Selain 10 ormas Islam yang lahir di era perjuangan mencapai Indonesia merdeka, bermunculan pula organisasi Islam setelah proklamasi kemerdekaan, di antara organisasi yang relatif baru adalah Dewan Dakwah Islamiyah Indonesa (DDII) yang dimotori pendiriannya, antara lain oleh H Moh Natsir, mantan Perdana Menteri RI tahun 1950 dan mantan Menteri Penerangan di zaman Kabinet Syahrir. Ada juga organisasi Majelis Dakwah Islam (MDI) yang dikembangkan organisasi politik Golongan Karya.
Kiprah DDII
Atas undangan Ketua Umum Dewan Dakwah Islamiyah Indonesia (DDII) yang baru, Drs. Moh. Siddik MA, pertengan Oktober lalu penulis bersama seorang dosen Universitas Mathlaul Anwar (UNMA) Jakarta, Ir Agus Hardono MSc diterima di ruang kerja.
Kantor Ketua Umum terletak di gedung delapan lantai yang cukup besar, dengan luas tidak kurang dari 50 meter persegi yang mengingatkan penulis dengan ruang kerja Menteri Pendidikan Nasional Bambang Sudibyo ketika menerima rombongan PBMA beberapa tahun lalu.
DDII didirikan pada 26 Februari 1967 dengan ketua pertama adalah Moh Natsir, mantan Perdana Menteri tahun 1950 dan Menteri Penerangan di Kabinet Syahrir.

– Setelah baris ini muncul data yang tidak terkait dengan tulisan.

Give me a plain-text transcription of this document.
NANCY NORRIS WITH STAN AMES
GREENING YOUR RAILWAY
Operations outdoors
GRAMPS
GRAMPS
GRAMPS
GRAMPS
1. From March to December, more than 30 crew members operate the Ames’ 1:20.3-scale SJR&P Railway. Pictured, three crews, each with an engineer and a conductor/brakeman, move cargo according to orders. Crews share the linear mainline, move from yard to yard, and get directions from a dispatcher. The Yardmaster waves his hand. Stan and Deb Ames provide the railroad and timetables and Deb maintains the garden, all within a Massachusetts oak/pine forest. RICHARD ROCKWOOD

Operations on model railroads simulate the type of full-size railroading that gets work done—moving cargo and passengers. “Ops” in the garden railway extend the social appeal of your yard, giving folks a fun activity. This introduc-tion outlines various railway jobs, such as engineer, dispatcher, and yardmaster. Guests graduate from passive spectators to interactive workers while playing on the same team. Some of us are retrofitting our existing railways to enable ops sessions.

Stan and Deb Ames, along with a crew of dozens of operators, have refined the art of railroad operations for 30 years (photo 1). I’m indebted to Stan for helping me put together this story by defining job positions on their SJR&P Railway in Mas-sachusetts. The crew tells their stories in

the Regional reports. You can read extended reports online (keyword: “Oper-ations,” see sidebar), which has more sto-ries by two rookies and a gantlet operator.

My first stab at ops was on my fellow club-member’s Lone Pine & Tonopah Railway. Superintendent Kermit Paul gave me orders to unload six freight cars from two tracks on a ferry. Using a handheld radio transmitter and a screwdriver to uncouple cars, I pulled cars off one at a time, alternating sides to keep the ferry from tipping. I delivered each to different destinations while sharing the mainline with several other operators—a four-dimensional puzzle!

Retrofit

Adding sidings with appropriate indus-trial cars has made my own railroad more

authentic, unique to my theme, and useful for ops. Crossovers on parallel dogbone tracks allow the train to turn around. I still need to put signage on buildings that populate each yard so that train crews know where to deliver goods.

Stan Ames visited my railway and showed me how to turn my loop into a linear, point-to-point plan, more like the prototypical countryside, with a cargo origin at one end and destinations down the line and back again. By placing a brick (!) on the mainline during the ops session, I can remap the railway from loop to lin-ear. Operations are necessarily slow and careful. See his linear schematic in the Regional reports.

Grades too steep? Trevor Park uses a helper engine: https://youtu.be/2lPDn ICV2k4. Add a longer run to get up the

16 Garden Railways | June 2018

Pembentukan DDII dilakukan setelah musyawarah alim ulama, pusat dan daerah, selain juga sejumlah tokoh ormas Islam yang tercatat dari Muhammadiyah, PUI, Mathlaul Anwar, Perti, Al Wasliyah, PERSIS, Al Irsyad, As-Syafiiyah.
Di antara tokoh yang hadir dalam musyawrah ini adalah Buya St.Mansur, mantan Ketua Umum PP Muhammadiyah, Mr. Syafrudin Prawiranegara, Mr. Burhanudin Harahap yang mantan Perdana Menteri RI, dan Prawoto Mangkusasmito (mantan Wakil Perdana Menteri/Ketua Umum Masyumi).
Selain itu juga hadir Mr. Kasman Singodimejo mantan Ketua BKR/Jaksa Agung pertama, Mr. Moh. Roem, yang eks Menlu. Juga hadir Yunan Nasution mantan Sekjen Masyumi, Bukhari Tamam/Sekretaris pertma DDII.
Berdiskusi dan bertukar pikiran dengan Ketua Umum DDII Moh. Siddik MA, yang sebelum tahun 1970-an bersama penulis aktif di PB PII cukup mengasyikkan, karena pengalamannya yang luas di forum internasional.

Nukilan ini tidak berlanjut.